- Born: 26 November 1870 Bishops Cannings, Wiltshire, England
- Died: 21 May 1956 (aged 85) Isleworth, England
- Education: University of Oxford
- Occupation: Author
- Spouse: Horace Middleton Vernon
- Children: Magdalen Vernon, Philip Vernon
- Writing career
- Language: English
- Subject: Italian history

= Dorothea Ewart =

British historian (1870–1956)

Katharine Dorothea Ewart (26 November 1870 – 21 May 1956) was a British historian and author of books on Italian history.

==Early life==
She was born at the vicarage in Bishops Cannings, Wiltshire on 26 November 1870, the daughter of William Ewart (1818 – 1873), vicar of Bishops Cannings, and his wife, Katharine, née Matthews (1840 – 1918). After her father's death, her widowed mother settled in Bristol where Dorothea was educated at Clifton High School for Girls.

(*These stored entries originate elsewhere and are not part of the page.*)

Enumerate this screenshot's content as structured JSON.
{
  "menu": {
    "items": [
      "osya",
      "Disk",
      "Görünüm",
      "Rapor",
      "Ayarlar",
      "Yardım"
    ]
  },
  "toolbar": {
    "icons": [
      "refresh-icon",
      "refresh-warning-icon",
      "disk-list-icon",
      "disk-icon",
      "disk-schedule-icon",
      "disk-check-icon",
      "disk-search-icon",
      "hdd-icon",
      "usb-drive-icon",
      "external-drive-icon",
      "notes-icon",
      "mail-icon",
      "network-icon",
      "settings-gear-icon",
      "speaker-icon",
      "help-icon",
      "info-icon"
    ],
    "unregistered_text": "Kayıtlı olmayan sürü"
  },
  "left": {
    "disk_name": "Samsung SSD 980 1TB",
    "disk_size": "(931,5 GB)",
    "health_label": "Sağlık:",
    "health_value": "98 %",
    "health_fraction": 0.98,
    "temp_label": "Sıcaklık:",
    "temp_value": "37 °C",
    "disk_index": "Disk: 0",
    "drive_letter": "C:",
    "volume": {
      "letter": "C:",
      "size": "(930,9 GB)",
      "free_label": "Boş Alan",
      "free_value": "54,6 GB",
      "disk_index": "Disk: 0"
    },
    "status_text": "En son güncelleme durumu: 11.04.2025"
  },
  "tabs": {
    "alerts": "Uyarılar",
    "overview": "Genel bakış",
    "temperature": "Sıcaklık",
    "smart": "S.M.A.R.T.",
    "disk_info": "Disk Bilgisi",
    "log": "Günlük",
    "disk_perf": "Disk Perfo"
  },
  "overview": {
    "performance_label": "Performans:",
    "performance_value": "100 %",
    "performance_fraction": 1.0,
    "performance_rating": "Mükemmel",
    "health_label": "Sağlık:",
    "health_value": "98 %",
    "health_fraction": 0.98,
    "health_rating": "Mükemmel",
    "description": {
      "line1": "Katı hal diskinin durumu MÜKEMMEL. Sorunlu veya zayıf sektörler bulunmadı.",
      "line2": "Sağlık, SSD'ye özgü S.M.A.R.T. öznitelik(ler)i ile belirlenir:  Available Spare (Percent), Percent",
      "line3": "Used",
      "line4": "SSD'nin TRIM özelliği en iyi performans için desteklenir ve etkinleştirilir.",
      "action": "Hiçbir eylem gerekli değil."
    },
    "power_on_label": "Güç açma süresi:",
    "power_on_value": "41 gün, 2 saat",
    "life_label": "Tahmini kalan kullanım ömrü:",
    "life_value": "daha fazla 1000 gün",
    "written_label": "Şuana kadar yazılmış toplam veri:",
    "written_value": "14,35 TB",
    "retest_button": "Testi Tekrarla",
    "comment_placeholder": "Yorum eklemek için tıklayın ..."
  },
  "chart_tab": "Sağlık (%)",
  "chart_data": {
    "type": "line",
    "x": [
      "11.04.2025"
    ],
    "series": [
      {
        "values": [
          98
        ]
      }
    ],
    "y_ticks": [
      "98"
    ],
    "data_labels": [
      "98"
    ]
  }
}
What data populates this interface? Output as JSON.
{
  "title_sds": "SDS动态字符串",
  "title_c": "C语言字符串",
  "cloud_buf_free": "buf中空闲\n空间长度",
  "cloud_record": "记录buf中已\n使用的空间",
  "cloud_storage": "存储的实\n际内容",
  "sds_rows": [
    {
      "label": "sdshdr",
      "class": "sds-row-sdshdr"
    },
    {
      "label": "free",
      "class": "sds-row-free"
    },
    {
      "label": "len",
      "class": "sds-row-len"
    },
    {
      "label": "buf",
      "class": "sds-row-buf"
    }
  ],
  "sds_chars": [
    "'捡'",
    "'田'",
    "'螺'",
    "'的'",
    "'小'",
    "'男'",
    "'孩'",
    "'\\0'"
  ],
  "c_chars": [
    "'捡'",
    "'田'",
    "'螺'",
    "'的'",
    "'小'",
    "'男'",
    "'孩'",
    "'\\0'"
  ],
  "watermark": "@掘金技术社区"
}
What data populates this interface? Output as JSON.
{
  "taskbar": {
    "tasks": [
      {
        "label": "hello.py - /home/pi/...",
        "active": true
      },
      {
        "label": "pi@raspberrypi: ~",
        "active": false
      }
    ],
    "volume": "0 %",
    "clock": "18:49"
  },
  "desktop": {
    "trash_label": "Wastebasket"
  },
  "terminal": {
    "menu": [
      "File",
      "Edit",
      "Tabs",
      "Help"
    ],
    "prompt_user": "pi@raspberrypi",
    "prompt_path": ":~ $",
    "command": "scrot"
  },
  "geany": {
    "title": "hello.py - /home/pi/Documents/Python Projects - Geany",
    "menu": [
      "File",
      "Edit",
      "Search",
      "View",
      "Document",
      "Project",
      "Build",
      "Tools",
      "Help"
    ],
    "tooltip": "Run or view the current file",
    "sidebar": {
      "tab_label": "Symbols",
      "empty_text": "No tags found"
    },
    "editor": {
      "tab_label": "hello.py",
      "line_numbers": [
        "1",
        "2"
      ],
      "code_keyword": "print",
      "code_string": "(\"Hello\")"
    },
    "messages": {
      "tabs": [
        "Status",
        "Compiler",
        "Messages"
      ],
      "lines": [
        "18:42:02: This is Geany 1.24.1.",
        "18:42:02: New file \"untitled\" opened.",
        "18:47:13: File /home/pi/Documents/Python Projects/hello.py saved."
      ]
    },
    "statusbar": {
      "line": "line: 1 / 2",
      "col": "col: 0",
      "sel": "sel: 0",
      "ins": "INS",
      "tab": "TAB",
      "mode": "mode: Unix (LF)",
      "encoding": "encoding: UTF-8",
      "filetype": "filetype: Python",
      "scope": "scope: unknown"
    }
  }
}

She won a Clothworkers' scholarship at Somerville College, Oxford, where she took first-class honours in modern history in 1893. She served as secretary for the Oxford Association for Mental Welfare.

== Family ==
On 12 December 1899, she married Horace Middleton Vernon, an Oxford scholar of physiology. The couple settled in Oxford and had five children, of whom a son and three daughters survived to adulthood. Their eldest daughter Magdalen and their son Philip both later became eminent professors of psychology.

== Published works ==
Her first work was a biography of Cosimo de' Medici published in 1899 as part of Macmillan's Foreign Statesmen Series. In 1909 she published a survey of Italian history entitled Italy 1494–1790, part of the Cambridge Historical Series, which was reviewed as a welcome contribution to the subject. In 1909 she also wrote a short history of the Oxford University Museum with her husband. She coauthored Italy, Medieval and Modern, a History, published in 1917. Her final work was The Story of Italy, published in 1939.

== Death ==
She was widowed by her husband's death in 1951. She died in the mental hospital at Wyke House, Syon Lane, Isleworth, Middlesex, on 21 May 1956.